Depuis la fin des années 1970, Ghislaine Portalis travaille l’aliénation des femmes. Elle détourne l’espace domestique pour faire un état des lieux des stéréotypes, des assignations, du silence contenu, des violences visibles et invisibles. Dans une filiation surréaliste, où l’œuvre de Meret Oppenheim, par exemple, résonne avec force, elle se joue des arts ménagers pour générer une réflexion où le territoire du féminin est conjugué avec celui de la menace. Ainsi, l’aliénation implique à la fois une perte (la dépossession) et une mutation. Elle se produit au sein d’un lieu hautement symbolique et assigné aux femmes : le foyer. Alors, l’artiste envisage ce dernier comme un corps pour en souligner la dimension monstrueuse et inquiétante.
Au début des années 1990, elle réalise une série d’œuvres réalisées à partir de papier peint : le matériau du trompe l’œil, de l’illusion, des apparences trompeuses. Pourtant, l’artiste ne choisit pas des motifs de fleurs ou de paysages paradisiaques, mais plutôt des images de capitonnage. Un motif qui renvoie inévitablement aux cris étouffés, à l’asphyxie et à la santé mentale. Ghislaine Portalis fabrique aussi des miroirs dont le reflet fait défaut. Il est donc impossible de s’y voir et de s’y reconnaître. Au fil des œuvres, une forme de déshumanisation s’installe. Les archétypes féminins imprègnent l’imaginaire collectif, celui des femmes-objets est particulièrement puissant. En 1998, l’artiste présente Râtelier, une série de petites sculptures formées à partir de feuilles de papier-peint superposées, pliées et augmentées d’accessoires de coiffures. Les corps contraints sont réduits à une matière manipulable, sage et silencieuse. De plus, ils sont dotés d’une couleur rose pâle qui renforce le stéréotype de genre. Nous retrouvons ces teintes dans Bibliothèque rose (2003-2021), où l’artiste incruste parmi les livres des coussins absorbants semblables à des serviettes hygiéniques. Plus tard, avec Pièce montée (2019), elle déploie un art de la table étrangement inconvenant : des insectes comestibles, une nappe et des serviettes brodées imbibées d’un érotisme inhospitalier.
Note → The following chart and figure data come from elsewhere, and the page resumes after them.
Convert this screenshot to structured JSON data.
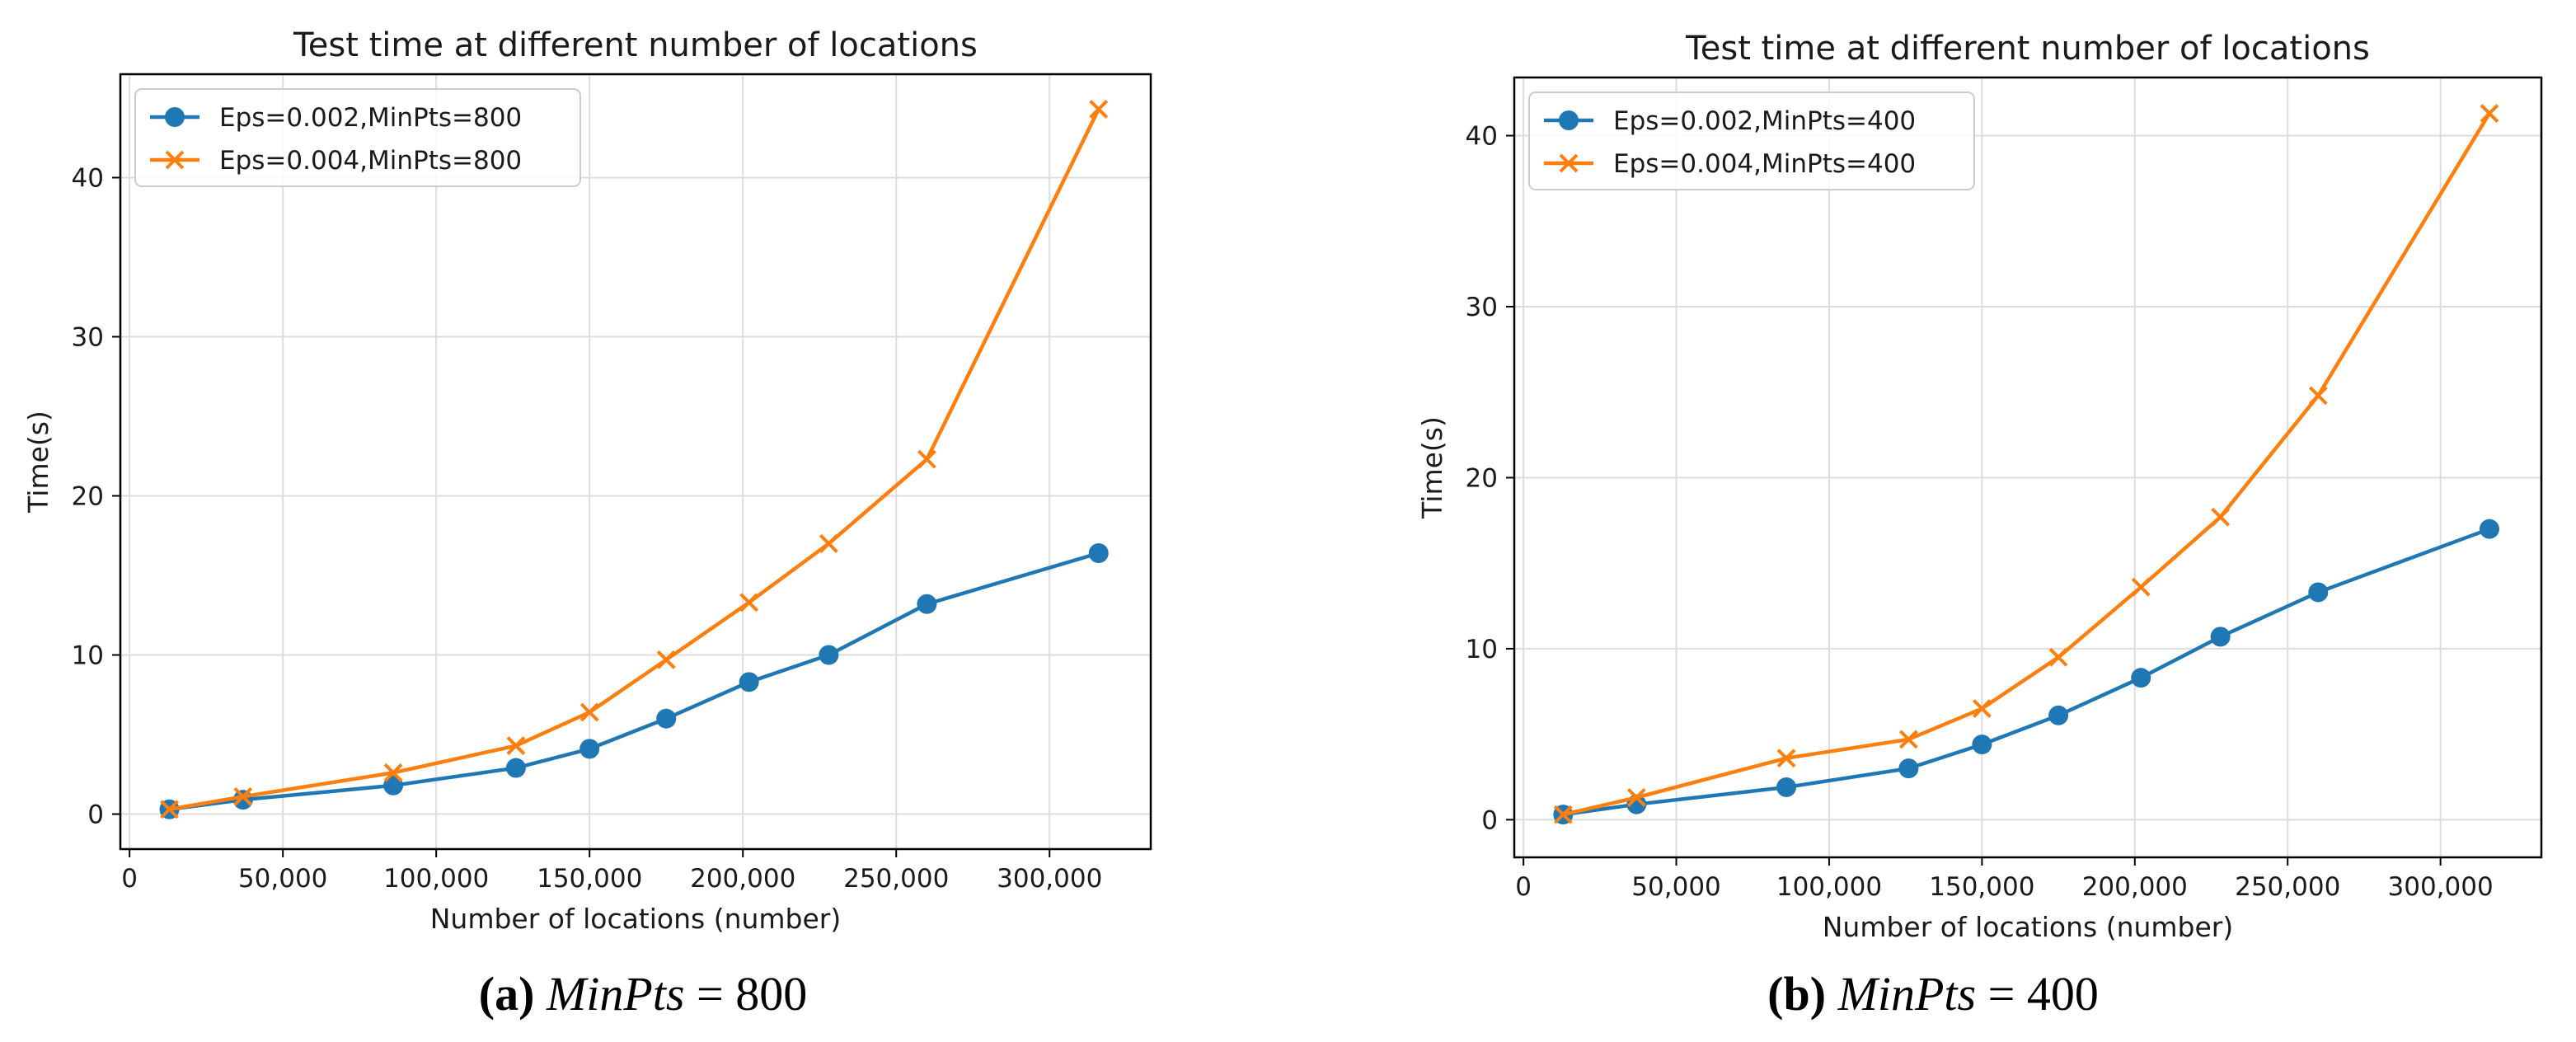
{
  "chart_data": [
    {
      "type": "line",
      "title": "Test time at different number of locations",
      "xlabel": "Number of locations (number)",
      "ylabel": "Time(s)",
      "xlim": [
        -3000,
        333000
      ],
      "ylim": [
        -2.2,
        46.5
      ],
      "xticks": [
        0,
        50000,
        100000,
        150000,
        200000,
        250000,
        300000
      ],
      "xtick_labels": [
        "0",
        "50,000",
        "100,000",
        "150,000",
        "200,000",
        "250,000",
        "300,000"
      ],
      "yticks": [
        0,
        10,
        20,
        30,
        40
      ],
      "ytick_labels": [
        "0",
        "10",
        "20",
        "30",
        "40"
      ],
      "grid": true,
      "legend_position": "top-left",
      "x": [
        13000,
        37000,
        86000,
        126000,
        150000,
        175000,
        202000,
        228000,
        260000,
        316000
      ],
      "series": [
        {
          "name": "Eps=0.002,MinPts=800",
          "color": "#1f77b4",
          "marker": "circle",
          "values": [
            0.3,
            0.9,
            1.8,
            2.9,
            4.1,
            6.0,
            8.3,
            10.0,
            13.2,
            16.4
          ]
        },
        {
          "name": "Eps=0.004,MinPts=800",
          "color": "#ff7f0e",
          "marker": "x",
          "values": [
            0.3,
            1.1,
            2.6,
            4.3,
            6.4,
            9.7,
            13.3,
            17.0,
            22.3,
            44.3
          ]
        }
      ]
    },
    {
      "type": "line",
      "title": "Test time at different number of locations",
      "xlabel": "Number of locations (number)",
      "ylabel": "Time(s)",
      "xlim": [
        -3000,
        333000
      ],
      "ylim": [
        -2.2,
        43.4
      ],
      "xticks": [
        0,
        50000,
        100000,
        150000,
        200000,
        250000,
        300000
      ],
      "xtick_labels": [
        "0",
        "50,000",
        "100,000",
        "150,000",
        "200,000",
        "250,000",
        "300,000"
      ],
      "yticks": [
        0,
        10,
        20,
        30,
        40
      ],
      "ytick_labels": [
        "0",
        "10",
        "20",
        "30",
        "40"
      ],
      "grid": true,
      "legend_position": "top-left",
      "x": [
        13000,
        37000,
        86000,
        126000,
        150000,
        175000,
        202000,
        228000,
        260000,
        316000
      ],
      "series": [
        {
          "name": "Eps=0.002,MinPts=400",
          "color": "#1f77b4",
          "marker": "circle",
          "values": [
            0.3,
            0.9,
            1.9,
            3.0,
            4.4,
            6.1,
            8.3,
            10.7,
            13.3,
            17.0
          ]
        },
        {
          "name": "Eps=0.004,MinPts=400",
          "color": "#ff7f0e",
          "marker": "x",
          "values": [
            0.3,
            1.3,
            3.6,
            4.7,
            6.5,
            9.5,
            13.6,
            17.7,
            24.8,
            41.3
          ]
        }
      ]
    }
  ],
  "captions": [
    {
      "label": "(a)",
      "param": "MinPts",
      "text": " = 800"
    },
    {
      "label": "(b)",
      "param": "MinPts",
      "text": " = 400"
    }
  ]
}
L’historienne de l’art Aline Dallier a théorisé l’anti-broderie, autrement dit l’art de retourner les traditions cousues à l’encontre du patriarcat. Dans plusieurs de ses projets, Ghislaine Portalis utilise des matériaux textiles, des techniques (la dentelle ou la broderie) et des outils de la couture. Entre 2010 et 2023, elle plante des milliers d’aiguilles, de l’extérieur vers l’intérieur de coiffes aux formes plurielles. Une pensée d’anti-brodeuse qu’elle poursuit en 2024 avec Mode et travaux, une œuvre, réalisée à partir de patrons de couture, qui atteste de la fragmentation et de la dissociation inhérentes à la condition des femmes. Virginie Despentes déclare que « franchement, quand je vois ce qu’on exige des femmes, le carcan de règles et de tenues qu’on leur impose, leur slalom périlleux sur le désir des mecs et la date de péremption qu’elles se prennent dans la gueule à 40 ans, je me dis que cette histoire de féminité, c’est de l’arnaque et de la putasserie. Ni plus ni moins qu’un art de la servilité » {note}1. Au creux d’un équilibre fragile oscillant entre la douceur et le malaise, Ghislaine Portalis fait de l’intime et de la domesticité un territoire où les conditions d’existence des femmes sont minutieusement traduites et révélées.
1Annick Cojean, Entretien. Virginie Despentes : « cette histoire de féminité, c’est de l’arnaque » in Le Monde, 9 juillet 2017.